In this light, when you consider the
unprovoked executions lives and families of Mr. Sterling or Mr. Castile, I invite you to consider yourself in the process. Consider the point of view from which you see the world. Consider your wealth, your town, your neighborhood, your church, your friends. Consider that our eyes may yet still be clouded by biases we do not understand, no matter how many times we have emoted on Facebook or Twitter or Instagram.

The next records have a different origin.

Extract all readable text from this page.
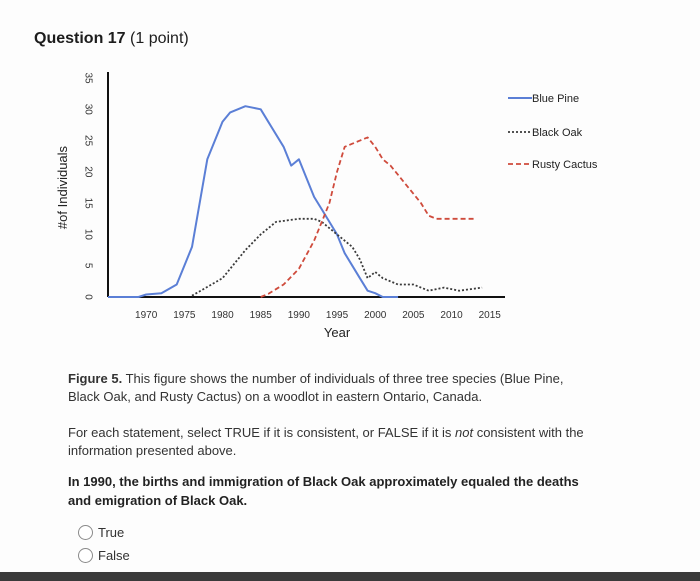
Question 17 (1 point)
0
5
10
15
20
25
30
35
#of Individuals
1970 1975 1980 1985 1990 1995 2000 2005 2010 2015
Year
Blue Pine
Black Oak
Rusty Cactus
Figure 5. This figure shows the number of individuals of three tree species (Blue Pine, Black Oak, and Rusty Cactus) on a woodlot in eastern Ontario, Canada.
For each statement, select TRUE if it is consistent, or FALSE if it is not consistent with the information presented above.
In 1990, the births and immigration of Black Oak approximately equaled the deaths and emigration of Black Oak.
True
False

We humans are not computers; we cannot wipe our hard drives and start over. We cannot overcome our biases through acts of will and statements like “I am not racist.” Either we actively work against the biases that inhabit our minds, or, in silence, we allow the biases to continue generation upon generation. If we are not performing acts of anti-racism in our daily lives, if we are not seeking out racist biases in our workplaces and homes, in our churches and communities, then we are allowing the general racial biases of culture to continue unabated. “We must take sides,” argues the late Elie Wiesel: “neutrality helps the oppressor, never the victim. Silence encourages the tormentor, never the tormented.”
There is nothing new in the deaths of Alton Sterling and Philando Castile. Let us take our shared moments in anger and frustration as a social community, but let us not allow these shared moments to become another example of the silent white moderate class that Dr. King so lamented. Instead, let us become emboldened through our shared anger and act in specific anti-racist ways in our communities, churches, schools, and homes.
It is only in such ways that we, who know the victims only in death, can honor their lives and act to end the unjust system that ended their time on Earth far too soon.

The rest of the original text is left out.